Likud MK Nissim Vaturi in the Knesset November 12, 2025 (Knesset TV - Video snippet)
Likud MK Nissim Vaturi in the Knesset November 12, 2025 (Video snippet)
Likud MK Sparks Political Firestorm: Declares “Kahane Was Right” in Knesset Speech

A political earthquake rippled through the Knesset on Wednesday when Likud lawmaker MK Nissim Vaturi stunned both allies and opponents alike with his declaration: “Kahane was right.” The statement, referencing the late far-right ideologue Rabbi Meir Kahane, set off a fierce and immediate uproar across Israel’s political spectrum.

During a heated plenary session on tax benefits for frontier communities in Judea, Samaria, and the Gaza border area, Vaturi delivered remarks that have since dominated headlines. “I think Kahane was right, about many things,” Vaturi said with deliberate defiance. “He was absolutely not a terrorist.”

The MK, unapologetic in tone, went further: “Believe me, today he would be considered a saint and would receive the Israel Prize. We’re not afraid, and you can shout as much as you want.”

His comments came in response to Yesh Atid MK Yorai Lahav Hertzanu, who accused Likud of betraying its liberal nationalist roots. “From a proud liberal nationalist movement, you’ve turned into a pathetic branch of Kahane Chai,” Hertzanu charged, invoking the name of the movement that carried Kahane’s legacy after his assassination.

The exchange instantly electrified the plenum.
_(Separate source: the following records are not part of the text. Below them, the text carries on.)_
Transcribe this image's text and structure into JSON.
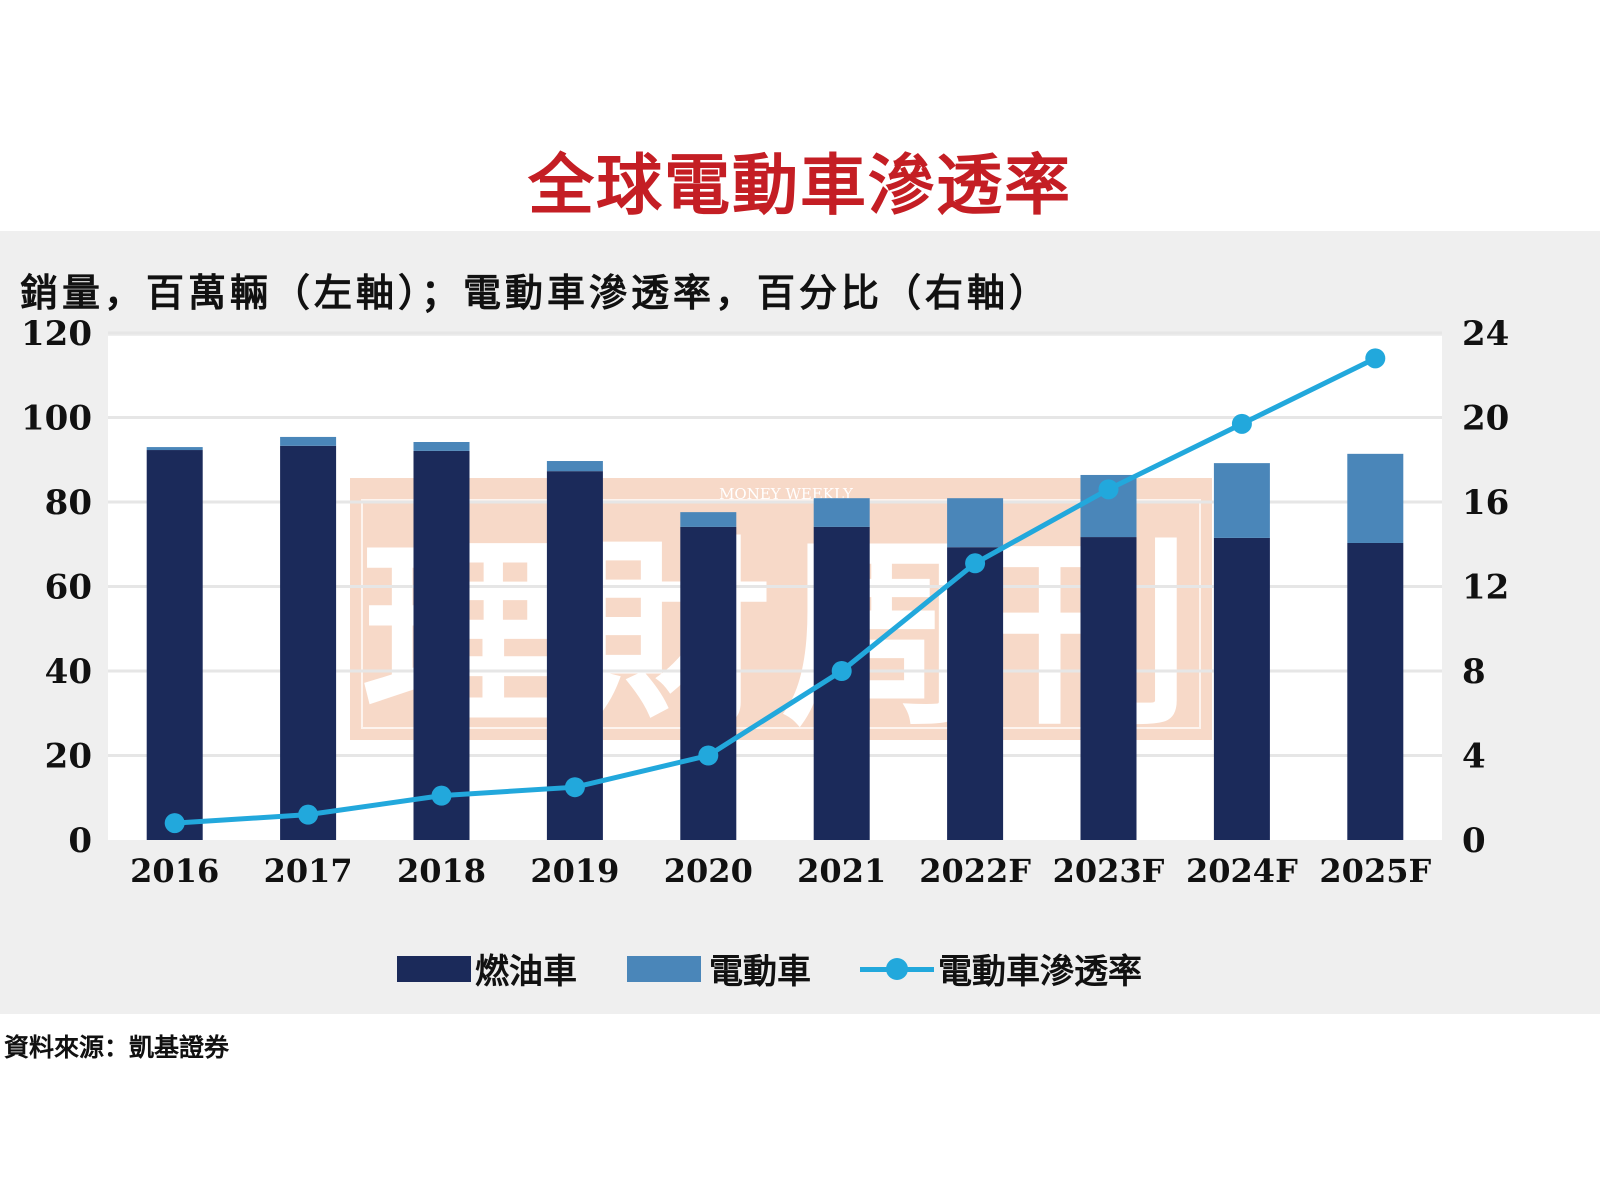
{
  "title": "全球電動車滲透率",
  "subtitle": "銷量，百萬輛（左軸）；電動車滲透率，百分比（右軸）",
  "source": "資料來源：凱基證券",
  "watermark": {
    "text": "理財周刊",
    "subtext": "MONEY WEEKLY"
  },
  "colors": {
    "title": "#c41e24",
    "fuel": "#1b2a5a",
    "ev": "#4a86b9",
    "line": "#22a8dc",
    "panel": "#efefef",
    "plot": "#ffffff",
    "grid": "#e6e6e6",
    "watermark": "#f7d9c8"
  },
  "legend": {
    "fuel": "燃油車",
    "ev": "電動車",
    "line": "電動車滲透率"
  },
  "chart_data": {
    "type": "bar",
    "stacked": true,
    "title": "全球電動車滲透率",
    "subtitle": "銷量，百萬輛（左軸）；電動車滲透率，百分比（右軸）",
    "categories": [
      "2016",
      "2017",
      "2018",
      "2019",
      "2020",
      "2021",
      "2022F",
      "2023F",
      "2024F",
      "2025F"
    ],
    "series": [
      {
        "name": "燃油車",
        "type": "bar",
        "axis": "left",
        "values": [
          92.3,
          93.3,
          92.1,
          87.3,
          74.1,
          74.1,
          69.3,
          71.7,
          71.5,
          70.3
        ]
      },
      {
        "name": "電動車",
        "type": "bar",
        "axis": "left",
        "values": [
          0.7,
          2.1,
          2.1,
          2.4,
          3.5,
          6.8,
          11.6,
          14.7,
          17.7,
          21.1
        ]
      },
      {
        "name": "電動車滲透率",
        "type": "line",
        "axis": "right",
        "values": [
          0.8,
          1.2,
          2.1,
          2.5,
          4.0,
          8.0,
          13.1,
          16.6,
          19.7,
          22.8
        ]
      }
    ],
    "y_left": {
      "range": [
        0,
        120
      ],
      "ticks": [
        "0",
        "20",
        "40",
        "60",
        "80",
        "100",
        "120"
      ]
    },
    "y_right": {
      "range": [
        0,
        24
      ],
      "ticks": [
        "0",
        "4",
        "8",
        "12",
        "16",
        "20",
        "24"
      ]
    },
    "grid": true,
    "legend_position": "bottom"
  }
}
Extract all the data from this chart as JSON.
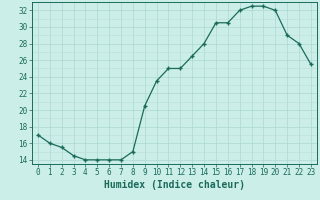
{
  "x": [
    0,
    1,
    2,
    3,
    4,
    5,
    6,
    7,
    8,
    9,
    10,
    11,
    12,
    13,
    14,
    15,
    16,
    17,
    18,
    19,
    20,
    21,
    22,
    23
  ],
  "y": [
    17,
    16,
    15.5,
    14.5,
    14,
    14,
    14,
    14,
    15,
    20.5,
    23.5,
    25,
    25,
    26.5,
    28,
    30.5,
    30.5,
    32,
    32.5,
    32.5,
    32,
    29,
    28,
    25.5
  ],
  "line_color": "#1a6b5a",
  "marker_color": "#1a6b5a",
  "bg_color": "#cceee8",
  "grid_major_color": "#aad8d0",
  "grid_minor_color": "#bbddd8",
  "xlabel": "Humidex (Indice chaleur)",
  "xlim": [
    -0.5,
    23.5
  ],
  "ylim": [
    13.5,
    33
  ],
  "yticks": [
    14,
    16,
    18,
    20,
    22,
    24,
    26,
    28,
    30,
    32
  ],
  "xticks": [
    0,
    1,
    2,
    3,
    4,
    5,
    6,
    7,
    8,
    9,
    10,
    11,
    12,
    13,
    14,
    15,
    16,
    17,
    18,
    19,
    20,
    21,
    22,
    23
  ],
  "font_color": "#1a6b5a",
  "tick_fontsize": 5.5,
  "label_fontsize": 7.0
}
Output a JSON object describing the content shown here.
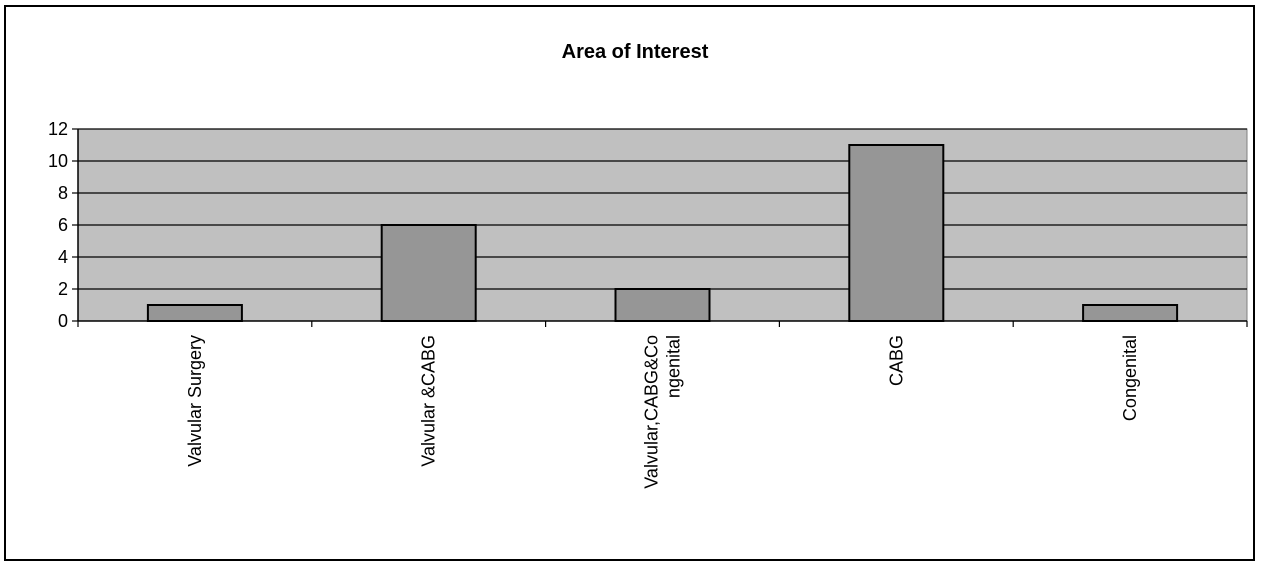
{
  "chart_data": {
    "type": "bar",
    "title": "Area of Interest",
    "xlabel": "",
    "ylabel": "",
    "categories": [
      [
        "Valvular Surgery"
      ],
      [
        "Valvular &CABG"
      ],
      [
        "Valvular,CABG&Co",
        "ngenital"
      ],
      [
        "CABG"
      ],
      [
        "Congenital"
      ]
    ],
    "values": [
      1,
      6,
      2,
      11,
      1
    ],
    "ylim": [
      0,
      12
    ],
    "yticks": [
      0,
      2,
      4,
      6,
      8,
      10,
      12
    ],
    "grid": true,
    "legend": "none",
    "colors": {
      "plot_background": "#c0c0c0",
      "bar_fill": "#969696",
      "bar_stroke": "#000000",
      "gridline": "#000000"
    }
  }
}
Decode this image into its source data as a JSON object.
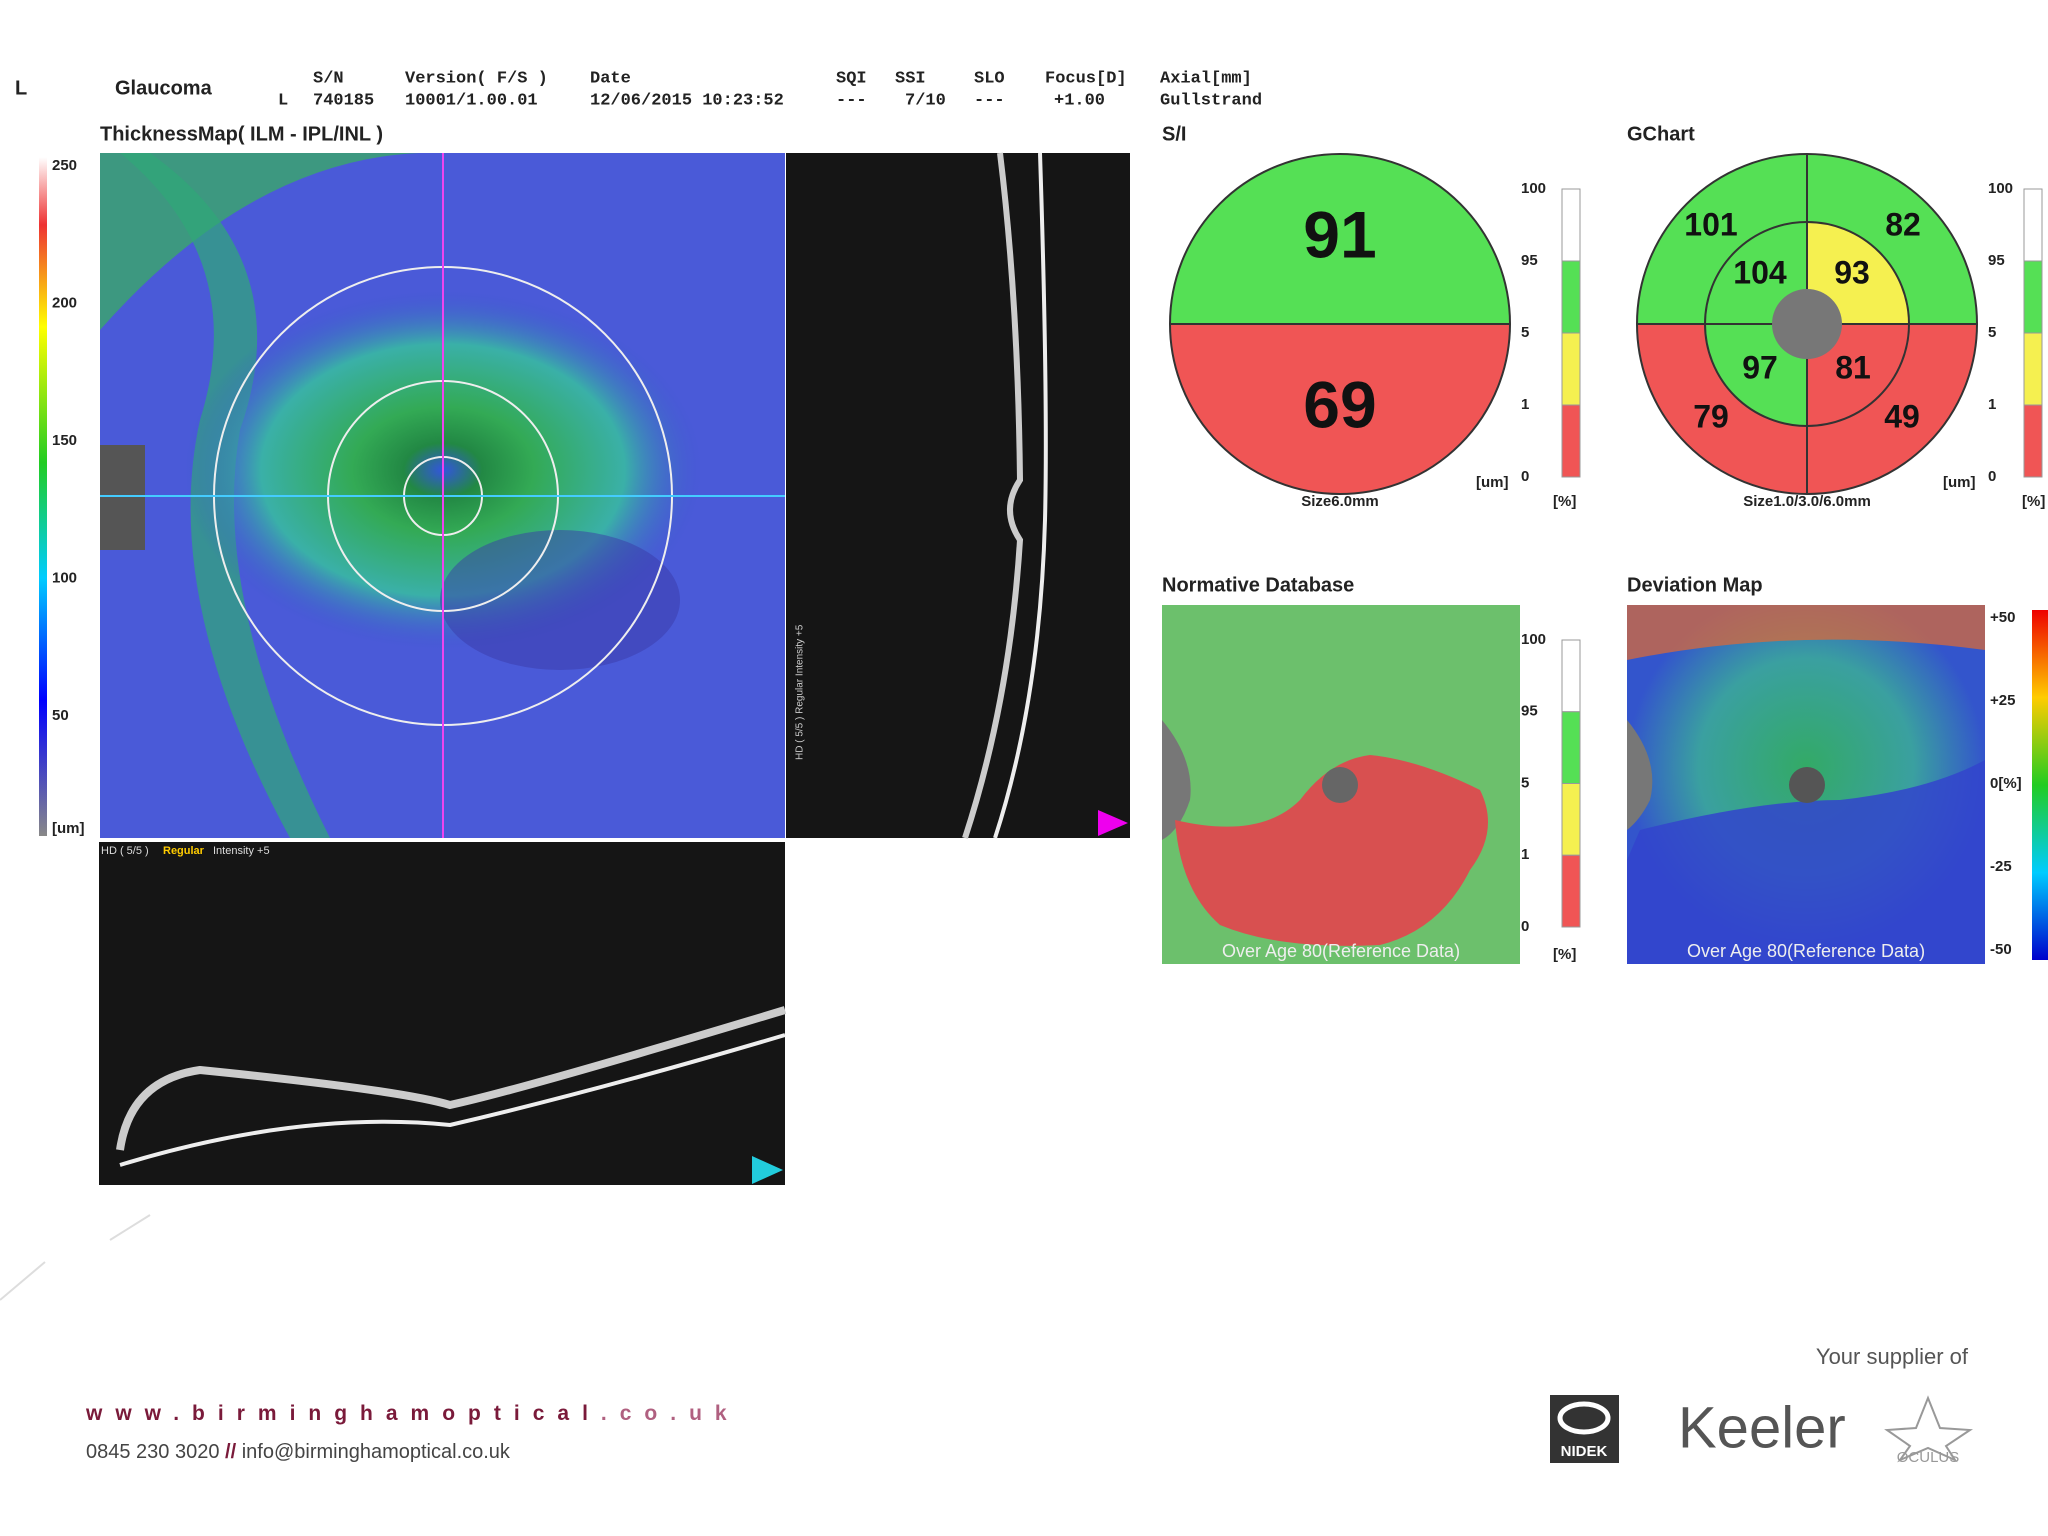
{
  "header": {
    "eye": "L",
    "mode": "Glaucoma",
    "row_eye": "L",
    "columns": [
      {
        "label": "S/N",
        "value": "740185"
      },
      {
        "label": "Version( F/S )",
        "value": "10001/1.00.01"
      },
      {
        "label": "Date",
        "value": "12/06/2015 10:23:52"
      },
      {
        "label": "SQI",
        "value": "---"
      },
      {
        "label": "SSI",
        "value": "7/10"
      },
      {
        "label": "SLO",
        "value": "---"
      },
      {
        "label": "Focus[D]",
        "value": "+1.00"
      },
      {
        "label": "Axial[mm]",
        "value": "Gullstrand"
      }
    ]
  },
  "thickness_map": {
    "title": "ThicknessMap( ILM - IPL/INL )",
    "scale": [
      "250",
      "200",
      "150",
      "100",
      "50"
    ],
    "unit": "[um]"
  },
  "bscan_vertical": {
    "label": "HD ( 5/5 ) Regular Intensity +5"
  },
  "bscan_horizontal": {
    "mode": "HD ( 5/5 )",
    "protocol": "Regular",
    "intensity": "Intensity +5"
  },
  "si": {
    "title": "S/I",
    "superior": 91,
    "inferior": 69,
    "size": "Size6.0mm",
    "unit": "[um]",
    "scale": [
      "100",
      "95",
      "5",
      "1",
      "0"
    ],
    "scale_unit": "[%]"
  },
  "gchart": {
    "title": "GChart",
    "outer_superior_temporal": 101,
    "outer_superior_nasal": 82,
    "inner_superior_temporal": 104,
    "inner_superior_nasal": 93,
    "inner_inferior_temporal": 97,
    "inner_inferior_nasal": 81,
    "outer_inferior_temporal": 79,
    "outer_inferior_nasal": 49,
    "size": "Size1.0/3.0/6.0mm",
    "unit": "[um]",
    "scale": [
      "100",
      "95",
      "5",
      "1",
      "0"
    ],
    "scale_unit": "[%]"
  },
  "normative": {
    "title": "Normative Database",
    "note": "Over Age 80(Reference Data)",
    "scale": [
      "100",
      "95",
      "5",
      "1",
      "0"
    ],
    "scale_unit": "[%]"
  },
  "deviation": {
    "title": "Deviation Map",
    "note": "Over Age 80(Reference Data)",
    "scale": [
      "+50",
      "+25",
      "0[%]",
      "-25",
      "-50"
    ]
  },
  "footer": {
    "web_main": "www.birminghamoptical",
    "web_tld": ".co.uk",
    "phone": "0845 230 3020",
    "separator": "//",
    "email": "info@birminghamoptical.co.uk",
    "supplier": "Your supplier of",
    "brands": [
      "NIDEK",
      "Keeler",
      "OCULUS"
    ]
  }
}
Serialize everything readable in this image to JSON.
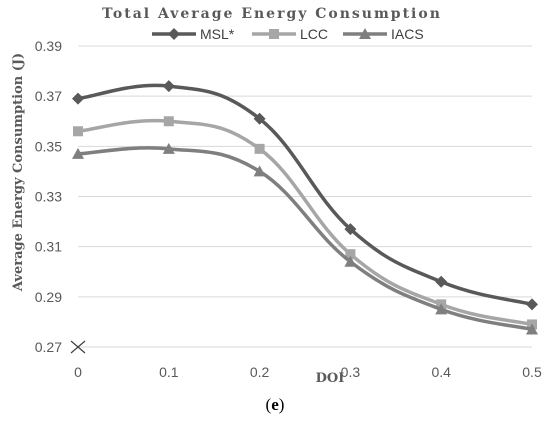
{
  "chart_data": {
    "type": "line",
    "title": "Total Average Energy Consumption",
    "xlabel": "DOI",
    "ylabel": "Average Energy Consumption (J)",
    "x": [
      0,
      0.1,
      0.2,
      0.3,
      0.4,
      0.5
    ],
    "x_tick_labels": [
      "0",
      "0.1",
      "0.2",
      "0.3",
      "0.4",
      "0.5"
    ],
    "y_tick_labels": [
      "0.27",
      "0.29",
      "0.31",
      "0.33",
      "0.35",
      "0.37",
      "0.39"
    ],
    "ylim": [
      0.27,
      0.39
    ],
    "grid": "horizontal",
    "legend_position": "top",
    "smooth": true,
    "series": [
      {
        "name": "MSL*",
        "color": "#595959",
        "marker": "diamond",
        "values": [
          0.369,
          0.374,
          0.361,
          0.317,
          0.296,
          0.287
        ]
      },
      {
        "name": "LCC",
        "color": "#a6a6a6",
        "marker": "square",
        "values": [
          0.356,
          0.36,
          0.349,
          0.307,
          0.287,
          0.279
        ]
      },
      {
        "name": "IACS",
        "color": "#7f7f7f",
        "marker": "triangle",
        "values": [
          0.347,
          0.349,
          0.34,
          0.304,
          0.285,
          0.277
        ]
      }
    ]
  },
  "caption": {
    "open": "(",
    "letter": "e",
    "close": ")"
  }
}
Some MKs shouted in outrage while others smirked approvingly, a rare moment when Israel’s ideological fracture lines were drawn in the clearest possible ink.


Opposition Erupts: “He Let the Cat Out of the Bag”

MK Gilad Kariv (Democrats) pounced on the statement, calling it “remarkable honesty” from within the ruling coalition. “We thank MK Vaturi for letting the cat out of the bag,” Kariv said. “Under Netanyahu’s leadership, Likud has become a Kahanist, nationalist, and anti-democratic party. It’s good that the Israeli public is receiving firsthand evidence of the ruling party’s loss of direction.”

The opposition’s outrage centered on the belief that Vaturi’s words expose a deeper ideological shift within the Likud, away from its old secular Zionist framework and toward an unapologetic Jewish nationalist ethos that blurs the line between religion and state.


Who Was Rabbi Meir Kahane?

To many Israelis, Rabbi Meir Kahane remains one of the most divisive figures in modern Jewish history, a man hailed as a visionary by some and reviled as a dangerous extremist by others.

Born in Brooklyn, New York in 1932, Kahane was an American Orthodox rabbi who founded the Jewish Defense League (JDL) in 1968. His mission was simple but incendiary: to defend Jews “by any means necessary.” The JDL became notorious in the U.S. for its violent tactics against perceived antisemitic threats, earning both fear and grudging respect in Jewish communities traumatized by centuries of persecution.

Kahane immigrated to Israel in 1971, forming the Kach movement, which called for the separation of Jews and Arabs and the strengthening of Jewish sovereignty in all territories of the Land of Israel. He was elected to the Knesset in 1984, where his fiery speeches, often cut short by other lawmakers’ walkouts, forced Israel to confront the limits of free speech in a Jewish democracy.

In 1988, Kach was banned from running for the Knesset under laws prohibiting racist parties. Two years later, in 1990, Kahane was assassinated in New York by an Egyptian-American gunman, an act his followers saw as vindication of his warnings about radical Islamist violence.


Between Demonization and Prophecy

Vaturi’s statement, though provocative, taps into a deep cultural and security debate that has haunted Israel for decades. While the mainstream political establishment rejects Kahane’s racial separatism, many Israelis quietly concede that his grim predictions about terrorism, assimilation, and the erosion of Jewish identity have borne eerie resemblance to modern realities.

As one political commentator noted, “You don’t have to agree with Kahane to recognize that the questions he raised about Jewish survival and sovereignty remain unresolved, perhaps more relevant now than ever.”


The Larger Picture

The uproar underscores a broader ideological transformation in Israeli politics, one that no longer treats Jewish assertiveness as taboo but as survival instinct. In the post–October 7 era, where security threats have reignited nationalist sentiment, remarks once considered fringe now echo more widely through the halls of power.

For now, Vaturi’s words have reignited an old fire: between those who see Jewish nationalism as the foundation of Israel’s moral compass, and those who fear it is becoming its undoing.